Perhaps one of the most sacred things I have had to do over the past few months here in Bismarck, North Dakota is to learn how to make peace with peace.
Growing up I kept a diary. Remember those? This was before it was popular to write our most personal and passionate thoughts online. I am talking about the gold edged pages in a leather bound notebook, the smell of a new journal just aching for the secrets that would eventually bleed onto the pages. That kind of diary.
My diary was somewhat of a safe haven for me. I did a lot of writing throughout elementary, middle, and high school all the way up until now. There is one thing I do remember as a common theme that weaved in and out of the pages of every diary I ever kept though, regardless of age. I want to be happy. Yet for a girl with the whole word at her feet, I could not for the life of me figure out how to achieve it.
Happiness. That was going to be my destination. I want to be happy one day, I read in one of my old diaries recently when I visited San Jose. I felt if I could just be happy, then life would be perfect.
I obviously outgrew the concept of having a perfect life as my goal. I grew out of that a long time ago. What I realized somewhere along the way is that happiness was never what I was really after. It was peace. Peace, or just feeling content.
Here is the thing though: I used to thrive on chaos. Growing up with severe depression, I got used to chaos in my head at all times. My head was the worst place to be, but I didn’t know anything else. I also learned that the only way I could get attention that I desperately needed was to cause chaos in my home. Picking fights with my sister, doing things to get attention, saying things to get attention. I could not articulate it at the time, but what I really wanted to be seen.
That is what we all want though right? We want to be seen, we want to be heard. We matter. We all matter. That said, it is only natural that an innately human desire is to be seen in a way and told that we matter.
Unfortunately, this desire continued on into adulthood where even recently, I find myself wanting to cause chaos in my own life. I cannot tell you how many times I get urges to do that thing… text someone I shouldn’t, start an argument unnecessarily, reach for something that is toxic for me.
What I learned is that I crave chaos because it is all I have allowed myself to know. It is all that I believed I deserved. I was afraid of anything that wasn’t chaos because it was so foreign to me. While I have been in Bismarck, one of my biggest learning curves and also areas of extreme growth has been my tolerance for peace.
I am making peace with peace. I am learning that life does get chaotic but I have ways to make it less chaotic for myself.
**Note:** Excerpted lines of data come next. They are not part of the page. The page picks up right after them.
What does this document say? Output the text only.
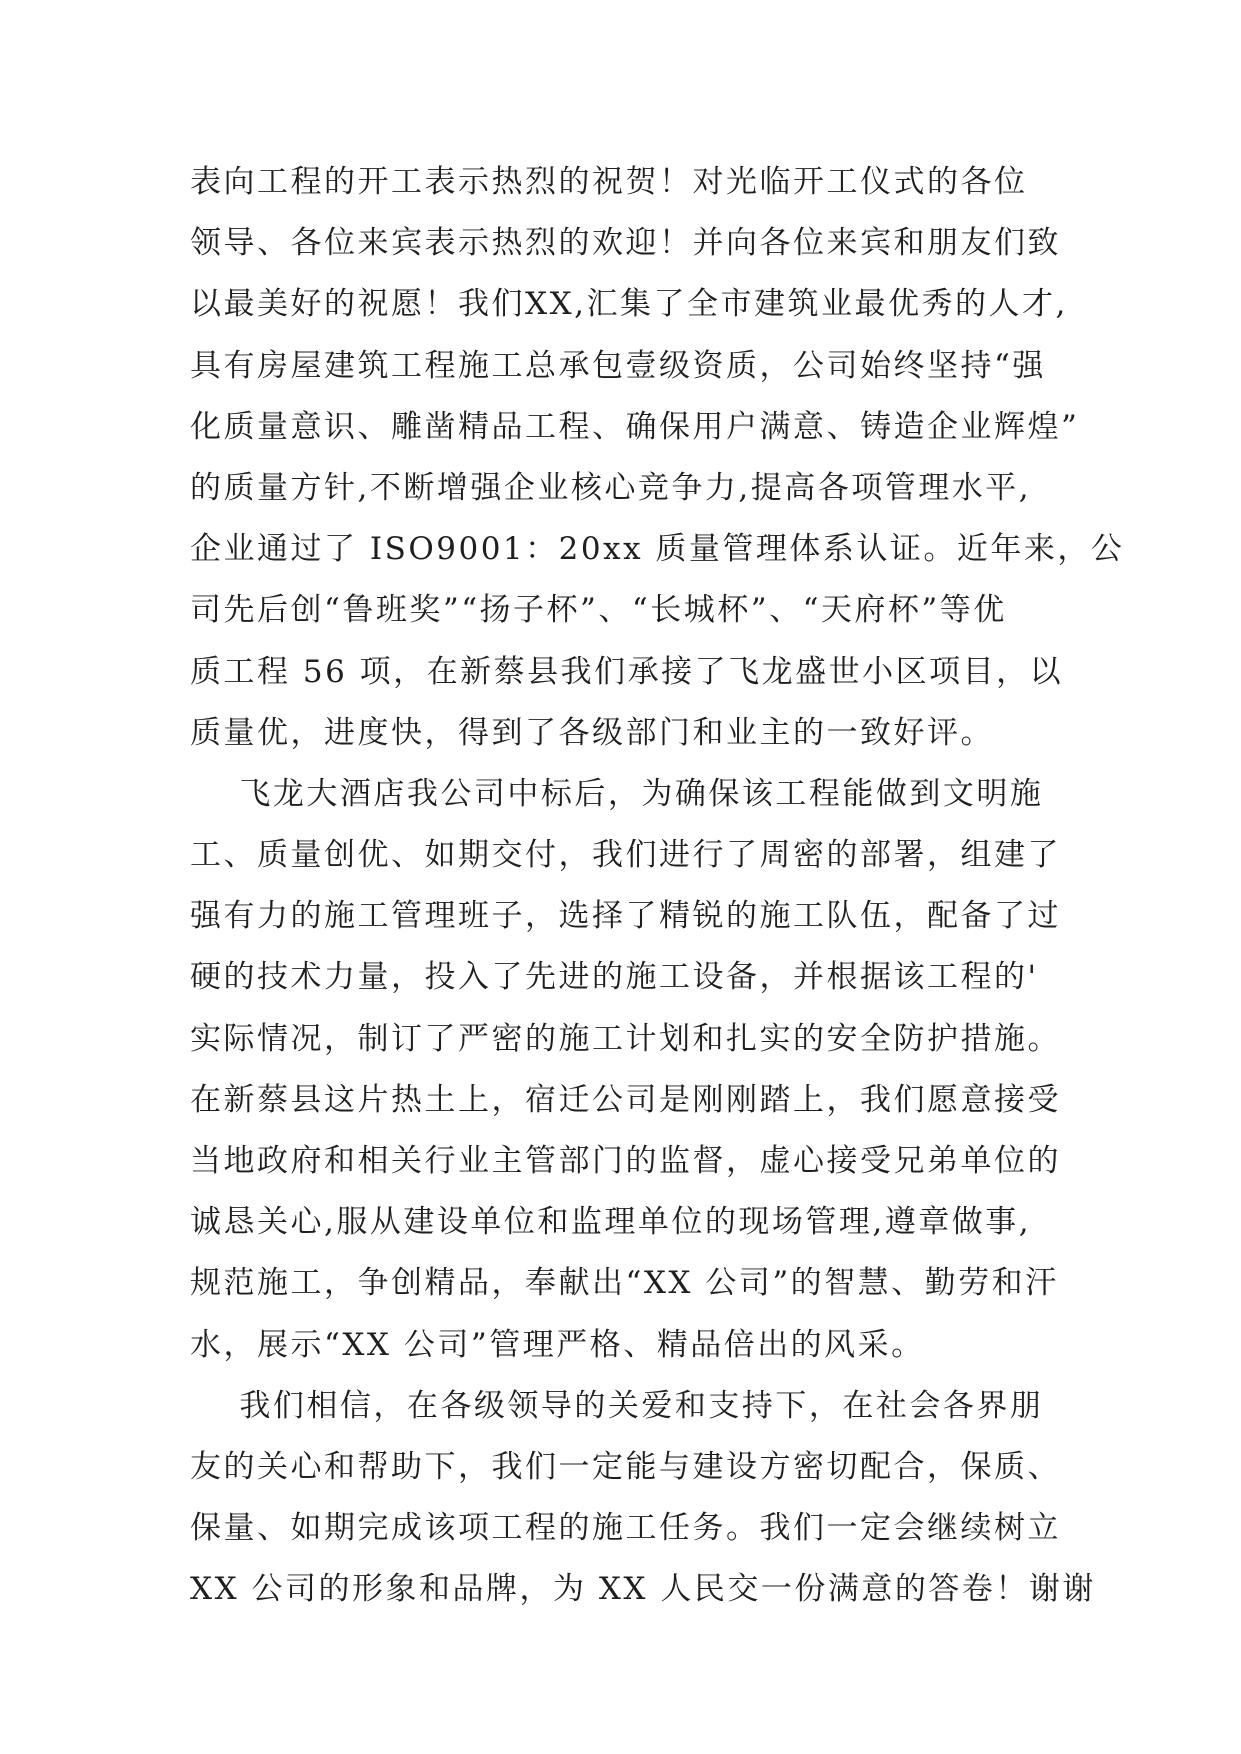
表向工程的开工表示热烈的祝贺！对光临开工仪式的各位
领导、各位来宾表示热烈的欢迎！并向各位来宾和朋友们致
以最美好的祝愿！我们XX,汇集了全市建筑业最优秀的人才,
具有房屋建筑工程施工总承包壹级资质，公司始终坚持“强
化质量意识、雕凿精品工程、确保用户满意、铸造企业辉煌”
的质量方针,不断增强企业核心竞争力,提高各项管理水平,
企业通过了 ISO9001：20xx 质量管理体系认证。近年来，公
司先后创“鲁班奖”“扬子杯”、“长城杯”、“天府杯”等优
质工程 56 项，在新蔡县我们承接了飞龙盛世小区项目，以
质量优，进度快，得到了各级部门和业主的一致好评。
飞龙大酒店我公司中标后，为确保该工程能做到文明施
工、质量创优、如期交付，我们进行了周密的部署，组建了
强有力的施工管理班子，选择了精锐的施工队伍，配备了过
硬的技术力量，投入了先进的施工设备，并根据该工程的'
实际情况，制订了严密的施工计划和扎实的安全防护措施。
在新蔡县这片热土上，宿迁公司是刚刚踏上，我们愿意接受
当地政府和相关行业主管部门的监督，虚心接受兄弟单位的
诚恳关心,服从建设单位和监理单位的现场管理,遵章做事,
规范施工，争创精品，奉献出“XX 公司”的智慧、勤劳和汗
水，展示“XX 公司”管理严格、精品倍出的风采。
我们相信，在各级领导的关爱和支持下，在社会各界朋
友的关心和帮助下，我们一定能与建设方密切配合，保质、
保量、如期完成该项工程的施工任务。我们一定会继续树立
XX 公司的形象和品牌，为 XX 人民交一份满意的答卷！谢谢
I don’t have to respond to that text. I don’t have to reach out to a friendship that is beyond its expiration date. I don’t have to go near toxicity. I don’t have to start a fire. I can let the dust settle. I don’t have to check someone’s social media. AND if I don’t, then inner peace is much more achievable.
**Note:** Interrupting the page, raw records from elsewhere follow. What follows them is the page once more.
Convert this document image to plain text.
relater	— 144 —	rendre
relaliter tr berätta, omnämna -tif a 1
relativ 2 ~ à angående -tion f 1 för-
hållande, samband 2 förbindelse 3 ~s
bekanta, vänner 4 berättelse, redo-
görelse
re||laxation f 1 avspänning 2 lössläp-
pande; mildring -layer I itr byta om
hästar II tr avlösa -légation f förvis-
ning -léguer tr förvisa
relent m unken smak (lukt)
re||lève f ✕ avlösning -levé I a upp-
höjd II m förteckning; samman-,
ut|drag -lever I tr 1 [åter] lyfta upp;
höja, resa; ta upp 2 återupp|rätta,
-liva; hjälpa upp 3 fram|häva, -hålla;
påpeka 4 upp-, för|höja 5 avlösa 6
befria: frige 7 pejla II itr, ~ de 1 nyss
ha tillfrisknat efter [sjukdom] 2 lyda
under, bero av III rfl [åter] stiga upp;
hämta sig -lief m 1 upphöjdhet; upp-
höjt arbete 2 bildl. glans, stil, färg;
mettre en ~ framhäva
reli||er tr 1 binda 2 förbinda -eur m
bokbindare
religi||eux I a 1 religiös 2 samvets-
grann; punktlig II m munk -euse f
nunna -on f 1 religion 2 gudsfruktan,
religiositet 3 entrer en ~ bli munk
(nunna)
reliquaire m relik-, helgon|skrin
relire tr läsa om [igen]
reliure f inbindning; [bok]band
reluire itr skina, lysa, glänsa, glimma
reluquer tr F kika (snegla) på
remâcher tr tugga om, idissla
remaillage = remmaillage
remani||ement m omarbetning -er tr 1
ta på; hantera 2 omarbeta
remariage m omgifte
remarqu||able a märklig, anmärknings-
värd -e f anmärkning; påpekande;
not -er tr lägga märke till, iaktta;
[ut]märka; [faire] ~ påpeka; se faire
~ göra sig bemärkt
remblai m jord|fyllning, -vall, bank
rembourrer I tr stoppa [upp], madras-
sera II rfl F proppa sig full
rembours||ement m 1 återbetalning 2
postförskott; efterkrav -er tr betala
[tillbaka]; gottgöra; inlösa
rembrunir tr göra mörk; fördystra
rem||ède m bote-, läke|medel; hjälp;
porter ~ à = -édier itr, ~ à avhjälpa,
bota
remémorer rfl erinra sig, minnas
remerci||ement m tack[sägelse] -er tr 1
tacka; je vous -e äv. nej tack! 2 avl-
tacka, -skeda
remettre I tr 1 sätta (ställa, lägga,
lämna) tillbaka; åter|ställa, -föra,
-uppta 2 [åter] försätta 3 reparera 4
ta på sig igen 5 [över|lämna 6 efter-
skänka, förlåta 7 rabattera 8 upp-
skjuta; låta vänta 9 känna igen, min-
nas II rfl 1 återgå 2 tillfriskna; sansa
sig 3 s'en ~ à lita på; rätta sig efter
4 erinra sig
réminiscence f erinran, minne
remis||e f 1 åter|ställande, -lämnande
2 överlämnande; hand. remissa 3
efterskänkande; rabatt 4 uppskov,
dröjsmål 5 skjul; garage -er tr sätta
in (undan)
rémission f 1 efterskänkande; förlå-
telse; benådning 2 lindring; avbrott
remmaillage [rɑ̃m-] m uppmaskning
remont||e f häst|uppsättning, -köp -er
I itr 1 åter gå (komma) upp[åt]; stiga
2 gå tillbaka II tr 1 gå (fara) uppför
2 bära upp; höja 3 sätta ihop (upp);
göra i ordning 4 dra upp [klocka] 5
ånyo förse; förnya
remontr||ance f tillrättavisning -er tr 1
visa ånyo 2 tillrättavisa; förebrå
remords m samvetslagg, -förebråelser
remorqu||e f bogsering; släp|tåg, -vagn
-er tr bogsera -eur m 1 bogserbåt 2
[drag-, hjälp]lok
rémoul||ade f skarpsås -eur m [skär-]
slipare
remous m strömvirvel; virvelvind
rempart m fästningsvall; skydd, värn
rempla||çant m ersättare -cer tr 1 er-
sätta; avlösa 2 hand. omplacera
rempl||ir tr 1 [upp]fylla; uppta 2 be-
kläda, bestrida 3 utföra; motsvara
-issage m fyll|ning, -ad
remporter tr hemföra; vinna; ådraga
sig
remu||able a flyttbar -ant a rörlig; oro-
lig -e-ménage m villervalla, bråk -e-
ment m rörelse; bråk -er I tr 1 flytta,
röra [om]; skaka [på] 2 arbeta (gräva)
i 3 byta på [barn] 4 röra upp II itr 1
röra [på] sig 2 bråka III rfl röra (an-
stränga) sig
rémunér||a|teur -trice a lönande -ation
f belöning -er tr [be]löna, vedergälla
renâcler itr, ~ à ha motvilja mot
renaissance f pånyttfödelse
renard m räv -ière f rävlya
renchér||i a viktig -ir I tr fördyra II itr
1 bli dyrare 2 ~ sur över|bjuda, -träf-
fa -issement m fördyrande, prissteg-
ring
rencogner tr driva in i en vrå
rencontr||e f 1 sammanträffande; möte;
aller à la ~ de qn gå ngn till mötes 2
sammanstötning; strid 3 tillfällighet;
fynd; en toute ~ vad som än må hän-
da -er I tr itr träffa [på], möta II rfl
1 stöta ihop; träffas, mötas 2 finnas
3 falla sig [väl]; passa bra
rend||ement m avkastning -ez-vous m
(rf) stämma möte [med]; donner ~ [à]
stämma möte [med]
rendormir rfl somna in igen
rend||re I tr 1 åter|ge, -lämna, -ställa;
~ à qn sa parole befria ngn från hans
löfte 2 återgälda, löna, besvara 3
I am learning to be OK with quiet nights where I don’t talk to anybody and just because I don’t…it does not mean that I don’t have anyone. I have many people that I love dearly and that love me. I am just learning to be okay with the sound of my own thoughts. I am learning to think through things just me and God, without anyone else’s voice being the guide. I am learning to handle my intense emotions and to ride them like a wave because they do eventually crash. I am learning to love coming home to quiet. Some call it quiet, some call it loneliness (I used to call it loneliness)… but I call it peace. I am learning to love peace.